Homilías de cuatro minutos

Tercer Domingo de Pascua

Joseph Pich

Segunda pesca milagrosa

            Pedro dijo: “Voy a pescar.” Los otros apóstoles le contestaron: “Vamos contigo.” Esa noche no pescaron nada. Era una buena idea para hacer un poco de dinero y conseguir algo de comer, pero después de pasar la noche echando las redes, solo cogieron una sandalia vieja y un ánfora rota. La última vez que fueron a pescar fue la primera pesca milagrosa. Pensaban que lo conseguirían otra vez. Comenzaron con mucho entusiasmo, pero mientras transcurrían las horas, la conversación fue desapareciendo mientras el cansancio se acumulaba. El amanecer los sorprendió con las manos vacías.

            Al acercarse a la orilla, un hombre les estaba esperando. No lo reconocieron porque el sol ascendía por detrás de él. Les gritó si habían cogido algo para comer. Es la peor pregunta que se puede hacer a un pescador. Respondieron entre dientes: ¡No! Lo mismo nos pregunta Jesús ahora: ¿Habéis pescado a alguien? Cuando Jesús llamó a los primeros apóstoles, les dijo que iban a pescar hombres.

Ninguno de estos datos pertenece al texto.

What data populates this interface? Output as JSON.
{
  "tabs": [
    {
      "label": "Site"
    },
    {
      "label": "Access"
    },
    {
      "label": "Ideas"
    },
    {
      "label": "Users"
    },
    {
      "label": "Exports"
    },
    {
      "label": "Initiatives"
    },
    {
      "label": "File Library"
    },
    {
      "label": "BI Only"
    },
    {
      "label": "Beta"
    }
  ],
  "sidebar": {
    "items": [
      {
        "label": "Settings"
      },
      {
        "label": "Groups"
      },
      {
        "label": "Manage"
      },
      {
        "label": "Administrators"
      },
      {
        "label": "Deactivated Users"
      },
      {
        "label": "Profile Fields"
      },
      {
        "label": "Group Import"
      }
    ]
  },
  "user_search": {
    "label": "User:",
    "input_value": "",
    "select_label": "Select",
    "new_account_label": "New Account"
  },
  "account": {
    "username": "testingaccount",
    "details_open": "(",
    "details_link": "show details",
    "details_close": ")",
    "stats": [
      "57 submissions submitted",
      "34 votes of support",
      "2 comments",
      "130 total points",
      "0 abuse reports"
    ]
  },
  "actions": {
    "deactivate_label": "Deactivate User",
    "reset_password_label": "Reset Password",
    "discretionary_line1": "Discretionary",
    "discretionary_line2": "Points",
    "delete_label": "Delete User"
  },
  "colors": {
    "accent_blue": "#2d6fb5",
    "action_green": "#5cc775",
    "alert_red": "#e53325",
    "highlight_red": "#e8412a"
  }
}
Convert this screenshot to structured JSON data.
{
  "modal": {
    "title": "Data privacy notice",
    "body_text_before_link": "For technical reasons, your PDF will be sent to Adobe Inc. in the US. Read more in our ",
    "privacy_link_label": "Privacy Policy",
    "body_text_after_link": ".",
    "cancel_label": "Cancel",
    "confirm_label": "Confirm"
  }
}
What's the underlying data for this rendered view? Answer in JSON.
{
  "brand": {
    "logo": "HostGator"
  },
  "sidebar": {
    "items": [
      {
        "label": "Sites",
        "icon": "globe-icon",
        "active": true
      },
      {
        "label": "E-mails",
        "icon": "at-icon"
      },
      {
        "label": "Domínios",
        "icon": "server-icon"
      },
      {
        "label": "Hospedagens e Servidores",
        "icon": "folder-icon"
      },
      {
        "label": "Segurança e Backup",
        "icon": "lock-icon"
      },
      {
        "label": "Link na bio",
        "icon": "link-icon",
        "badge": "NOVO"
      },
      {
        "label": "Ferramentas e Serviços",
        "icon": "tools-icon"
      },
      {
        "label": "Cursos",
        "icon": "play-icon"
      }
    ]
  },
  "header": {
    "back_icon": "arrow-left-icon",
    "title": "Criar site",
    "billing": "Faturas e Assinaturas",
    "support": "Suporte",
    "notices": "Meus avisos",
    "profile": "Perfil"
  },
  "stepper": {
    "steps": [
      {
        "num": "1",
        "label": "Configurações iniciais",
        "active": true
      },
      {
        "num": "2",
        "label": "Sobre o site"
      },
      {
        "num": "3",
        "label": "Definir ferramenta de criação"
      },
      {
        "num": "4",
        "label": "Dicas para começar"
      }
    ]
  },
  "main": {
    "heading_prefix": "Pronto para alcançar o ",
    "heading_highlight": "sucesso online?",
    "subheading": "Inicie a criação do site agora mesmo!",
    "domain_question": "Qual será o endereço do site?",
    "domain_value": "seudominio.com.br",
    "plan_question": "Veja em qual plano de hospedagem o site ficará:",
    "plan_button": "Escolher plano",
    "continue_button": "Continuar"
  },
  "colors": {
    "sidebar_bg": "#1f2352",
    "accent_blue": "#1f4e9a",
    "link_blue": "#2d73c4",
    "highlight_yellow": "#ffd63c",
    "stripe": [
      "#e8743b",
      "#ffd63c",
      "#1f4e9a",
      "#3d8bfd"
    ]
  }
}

            El hombre desde la orilla les dijo que echaran la red a la derecha de la barca. Lo hicieron, sin saber porque, más por costumbre, quizás para probarle que estaba equivocado. ¿Quién era él para darles lecciones a unos pescadores profesionales? La red se comenzó a llenar de tal manera que se hundía la barca. No podían subirla por la gran cantidad de peces. Mientras los otros intentaban tirar de la red, Juan miraba al hombre en la playa con sus ojos oscuros, su figura recordándole a alguien conocido. De repente le comentó a Pedro: “Es el Señor.” Lo descubrió gracias a sus ojos limpios y a su corazón puro. San Josemaría comenta que el amor ve de lejos. Las distancias no cuentan a un corazón enamorado.

            Cuando Pedro oyó que era Jesús, saltó al agua, sin pensárselo dos veces. Él siempre tan directo, primario, predecible. Podía haber esperado a que la barca tocara la orilla, sólo a unos metros de distancia. Pero quería ser el primero en llegar, después de su negación. Su dolor no podía esperar, pues quería hablar a solas con Jesús.

            Cuando llegaron a la orilla, Jesús ya tenía un buen fuego encendido. Sabía que venían mojados, cansados y hambrientos. Se sentaron alrededor del fuego para cocinar los peces. No hay nada que sepa mejor que un pescado recién cogido, que se derrite en la boca como mantequilla, todavía coleando. Jesús había traído un poco de pan y un buen vinillo blanco para acompañar la comida. Los apóstoles comieron sin decir nada, con la boca llena de pescado. Tenían ciento cincuenta y tres peces grandes para comer, que, divididos entre ocho, tocaban a diecinueve cada uno. Antes de hablarles, Jesús se aseguró de que estaban bien alimentados y descansados. Hace lo mismo con nosotros. Primero cuida de nuestros cuerpos y luego alimenta nuestras almas. Pero tenemos que obedecerle y echar la red a la derecha de nuestra barca.